Tim Cook: "A mio nipote non farei usare i social. Il bisogno compulsivo di controllare è like è diventato un problema"

Stephen Lam / Reuters
Stephen Lam / Reuters 

Dopo lo scandalo Cambridge Analytica, dalla Silicon Valley è iniziata la corsa a prendere le distanza dal'approccio "Facebook" al trattamento dei dati personali dei consumatori. La Apple è stata tra le prime a farlo, attraverso la voce del suo ceo, Tim Cook. Vanity Fair lo ha incontrato nella futuristica sede del quartier generale di Cupertino, in California, e sulle pagine della rivista ha lanciato l'ennesima stoccata al social network:

Cook sostiene che "bisogna preoccuparsi" dell'impatto sulla salute mentale, soprattutto dei bambini, dell'abitudine di trascorrere così tante ore davanti a uno schermo. Ma dice di "non aver mai sentito dire" che sono gli strumenti Apple stessi a dare dipendenza". Sono le app create da altre aziende che lo "preoccupano molto". Il problema vero, secondo Cook, è il "bisogno compulsivo di controllare l'ultimo post" o "contare quanti like ho avuto". Prosegue: "Siamo in una posizione abbastanza unica, perché non misuriamo il nostro successo in termini di ore in cui i nostri prodotti vengono usati. Si devono fare altre cose nella vita, no?". "Se hai un modello basato solo sulla pubblicità digitale, puoi imboccare una china in cui l'utente non è più utente. Diventa il prodotto. Il cliente è l'inserzionista e lo scopo è avere più click possibili". Si acciglia: "In tutto questo si perde l'utente. E l'umanità".

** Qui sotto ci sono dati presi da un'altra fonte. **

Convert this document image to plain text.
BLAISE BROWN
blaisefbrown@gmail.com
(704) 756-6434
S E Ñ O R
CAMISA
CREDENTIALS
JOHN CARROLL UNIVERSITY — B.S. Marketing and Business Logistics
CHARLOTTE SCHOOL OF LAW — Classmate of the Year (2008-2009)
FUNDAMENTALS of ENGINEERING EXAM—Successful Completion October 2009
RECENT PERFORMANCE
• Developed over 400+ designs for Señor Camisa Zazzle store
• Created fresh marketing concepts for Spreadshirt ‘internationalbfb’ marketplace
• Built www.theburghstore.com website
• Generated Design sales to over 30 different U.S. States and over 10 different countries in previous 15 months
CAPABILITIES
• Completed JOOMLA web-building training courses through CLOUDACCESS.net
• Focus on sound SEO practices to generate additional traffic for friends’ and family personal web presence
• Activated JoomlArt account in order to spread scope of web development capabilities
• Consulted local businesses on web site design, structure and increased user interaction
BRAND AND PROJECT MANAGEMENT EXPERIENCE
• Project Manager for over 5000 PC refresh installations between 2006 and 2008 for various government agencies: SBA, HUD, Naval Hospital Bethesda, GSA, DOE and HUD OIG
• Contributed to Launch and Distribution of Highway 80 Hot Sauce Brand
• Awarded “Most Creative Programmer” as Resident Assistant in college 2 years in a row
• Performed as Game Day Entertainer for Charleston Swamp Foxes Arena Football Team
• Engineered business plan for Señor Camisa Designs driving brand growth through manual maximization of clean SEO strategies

I social in generale non li vede di buon occhio: "Non ho figli, ma ho un nipote, e impongo limiti. Ci sono cose che io non gli permetterei, per esempio usare i social".

Maniaco del fitness, Cook è solito alzarsi alle 4 del mattino per allenarsi e controllare le email. Della sua vita privata non si sa molto, ma nel 2014 ha deciso di rivelare la sua omosessualità, diventando il più famoso businessman a fare coming-out.

"Il fatto è che essere diversi ti cambia, o perlomeno è successo a me e, penso, a molte altre persone: io non so cosa significa essere afroamericano. Non lo so e non lo saprò mai. Ma so cosa vuol dire essere in una minoranza, una minoranza molto piccola, e so che ti fa sentire in un'isola sperduta. Per questo mi è sempre stato chiaro che il mondo sarebbe un posto davvero migliore se solo ci trattassimo a vicenda con dignità e rispetto".

Risponde infine alla polemica sulle batterie dei vecchi iPhone, accusate di aver volontariamente causato il rallentamento dei dispositivi, per convincere i consumatori a comprare una versione aggiornata del prodotto. È convinto che un singolo errore non comprometterà il rapporto con i loro clienti.

"Siamo un'azienda enorme e ci saranno sempre accuse di ogni genere. Dobbiamo esser chiari su come vediamo le cose. Ci sarà qualcuno che dirà "La tecnologia è il male, e io ricordo quelle due storie che lo dimostrano"? Sì, certo, qualcuno lo dirà. Abbiamo un rapporto così significativo con gli utenti che non penso un'accusa possa cancellare tutto. Voglio dire, è come quando hai una discussione con il tuo partner. Non è che divorzi, giusto? Io la vedo così. Ma credo sia importante non mettere mai la testa nella sabbia e sperare che passi. Bisogna essere molto diretti".